The stone lies next to the Avenue of the Righteous, dedicated to non-Jews who risked their lives to save Jews during the Holocaust, Ries noted.
“A new incident of anti-Semitism in our town,” deputy mayor Alain Fontanel added on Twitter, posting a picture of a large black marble slab that had been knocked off its plinth.
“Quai Kleber synagogue was burnt down by the Nazis nearly 80 years ago. The memorial stone which marked this tragedy was vandalised overnight.”
The town hall was working with the police to track down those responsible, Fontanel said.
The synagogue, which was the Jewish community's main place of worship in the city, was ransacked and burnt to the ground by Hitler Youth on September 30, 1940.

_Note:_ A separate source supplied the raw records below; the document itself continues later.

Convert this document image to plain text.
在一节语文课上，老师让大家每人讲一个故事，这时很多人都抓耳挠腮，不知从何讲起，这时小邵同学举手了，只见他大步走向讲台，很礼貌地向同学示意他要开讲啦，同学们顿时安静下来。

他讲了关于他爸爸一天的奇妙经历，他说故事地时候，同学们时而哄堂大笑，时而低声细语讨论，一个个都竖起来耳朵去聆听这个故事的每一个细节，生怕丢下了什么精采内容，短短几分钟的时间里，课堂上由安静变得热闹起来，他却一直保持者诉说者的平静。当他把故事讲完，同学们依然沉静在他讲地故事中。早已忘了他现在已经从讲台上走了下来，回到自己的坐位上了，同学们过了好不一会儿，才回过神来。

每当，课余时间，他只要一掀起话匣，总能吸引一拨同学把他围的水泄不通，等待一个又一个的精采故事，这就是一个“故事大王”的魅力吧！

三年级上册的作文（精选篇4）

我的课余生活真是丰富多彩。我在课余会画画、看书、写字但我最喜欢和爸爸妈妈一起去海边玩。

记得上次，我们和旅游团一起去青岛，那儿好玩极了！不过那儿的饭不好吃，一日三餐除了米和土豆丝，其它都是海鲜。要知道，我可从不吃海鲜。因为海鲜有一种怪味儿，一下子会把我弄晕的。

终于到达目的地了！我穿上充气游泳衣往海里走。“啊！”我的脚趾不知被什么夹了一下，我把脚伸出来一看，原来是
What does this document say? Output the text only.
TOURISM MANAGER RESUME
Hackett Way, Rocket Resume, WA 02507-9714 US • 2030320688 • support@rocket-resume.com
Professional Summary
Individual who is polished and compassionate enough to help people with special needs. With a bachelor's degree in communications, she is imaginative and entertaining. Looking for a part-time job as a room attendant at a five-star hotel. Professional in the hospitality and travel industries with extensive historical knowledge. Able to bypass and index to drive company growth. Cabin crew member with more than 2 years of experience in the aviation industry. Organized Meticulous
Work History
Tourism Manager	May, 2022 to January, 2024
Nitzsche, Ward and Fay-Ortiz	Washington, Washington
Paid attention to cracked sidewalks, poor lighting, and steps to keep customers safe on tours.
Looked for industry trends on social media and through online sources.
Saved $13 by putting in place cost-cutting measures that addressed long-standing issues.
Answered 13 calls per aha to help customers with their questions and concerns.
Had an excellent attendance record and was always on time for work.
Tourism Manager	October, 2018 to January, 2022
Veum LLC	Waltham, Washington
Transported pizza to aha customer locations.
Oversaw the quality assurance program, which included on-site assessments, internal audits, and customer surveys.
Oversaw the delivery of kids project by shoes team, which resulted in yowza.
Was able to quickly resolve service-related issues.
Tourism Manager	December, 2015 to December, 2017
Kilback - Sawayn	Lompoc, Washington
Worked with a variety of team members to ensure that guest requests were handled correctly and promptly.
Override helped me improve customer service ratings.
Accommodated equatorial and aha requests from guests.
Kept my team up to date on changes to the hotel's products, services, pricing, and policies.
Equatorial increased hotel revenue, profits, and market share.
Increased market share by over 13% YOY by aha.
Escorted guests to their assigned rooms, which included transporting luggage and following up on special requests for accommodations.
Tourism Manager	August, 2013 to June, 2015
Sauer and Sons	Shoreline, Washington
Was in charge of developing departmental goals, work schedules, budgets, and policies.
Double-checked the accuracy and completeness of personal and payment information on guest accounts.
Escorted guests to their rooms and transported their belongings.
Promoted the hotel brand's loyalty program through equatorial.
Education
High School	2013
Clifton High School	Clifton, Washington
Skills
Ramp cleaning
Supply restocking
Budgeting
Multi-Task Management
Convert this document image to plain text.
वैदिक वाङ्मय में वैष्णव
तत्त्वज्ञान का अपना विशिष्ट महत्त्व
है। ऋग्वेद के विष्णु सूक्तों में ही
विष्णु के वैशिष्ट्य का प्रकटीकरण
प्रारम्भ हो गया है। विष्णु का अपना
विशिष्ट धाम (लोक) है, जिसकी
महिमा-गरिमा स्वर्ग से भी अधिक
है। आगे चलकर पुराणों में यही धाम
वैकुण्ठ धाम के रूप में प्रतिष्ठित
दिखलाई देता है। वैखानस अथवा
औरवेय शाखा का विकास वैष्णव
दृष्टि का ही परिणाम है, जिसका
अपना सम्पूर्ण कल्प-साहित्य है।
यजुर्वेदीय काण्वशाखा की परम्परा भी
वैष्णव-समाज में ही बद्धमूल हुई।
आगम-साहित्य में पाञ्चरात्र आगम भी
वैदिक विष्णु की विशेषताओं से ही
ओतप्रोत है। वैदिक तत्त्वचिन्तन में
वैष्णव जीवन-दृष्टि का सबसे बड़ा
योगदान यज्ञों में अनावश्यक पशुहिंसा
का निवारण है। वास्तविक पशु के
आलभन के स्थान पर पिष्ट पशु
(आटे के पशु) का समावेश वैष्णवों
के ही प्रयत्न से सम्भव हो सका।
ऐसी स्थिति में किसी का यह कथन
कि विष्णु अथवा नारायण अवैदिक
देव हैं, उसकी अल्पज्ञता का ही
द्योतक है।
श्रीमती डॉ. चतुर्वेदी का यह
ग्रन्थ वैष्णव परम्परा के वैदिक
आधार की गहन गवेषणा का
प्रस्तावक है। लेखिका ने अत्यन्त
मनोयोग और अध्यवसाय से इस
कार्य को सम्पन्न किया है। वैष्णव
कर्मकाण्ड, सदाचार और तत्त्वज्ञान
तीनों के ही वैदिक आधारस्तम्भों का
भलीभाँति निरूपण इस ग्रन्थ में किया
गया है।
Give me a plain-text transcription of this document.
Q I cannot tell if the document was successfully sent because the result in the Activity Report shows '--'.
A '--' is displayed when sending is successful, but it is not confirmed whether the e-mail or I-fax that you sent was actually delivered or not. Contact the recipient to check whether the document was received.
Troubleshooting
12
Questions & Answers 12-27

“Sadly, history repeats itself,” Fontanel wrote on his Facebook page.
The region was already shaken on February 19th when 96 graves were daubed with swastikas at a Jewish cemetery in Quatzenheim, northwest of Strasbourg.
“There is no doubt this was an intentional act,” Thierry Roos, spokesman for the Israelite Consistory of the Lower Rhine region, was quoted as saying by local newspaper Dernieres Nouvelles d'Alsace.
“They wanted to erase the memory of the synagogue on quai Kleber by destroying it twice,” Roos said.
A statement issued by the regional prefecture said that “anti-Semitism strikes at values of the Republic shared by all French citizens. No display of intolerance must threaten our ability to live together.”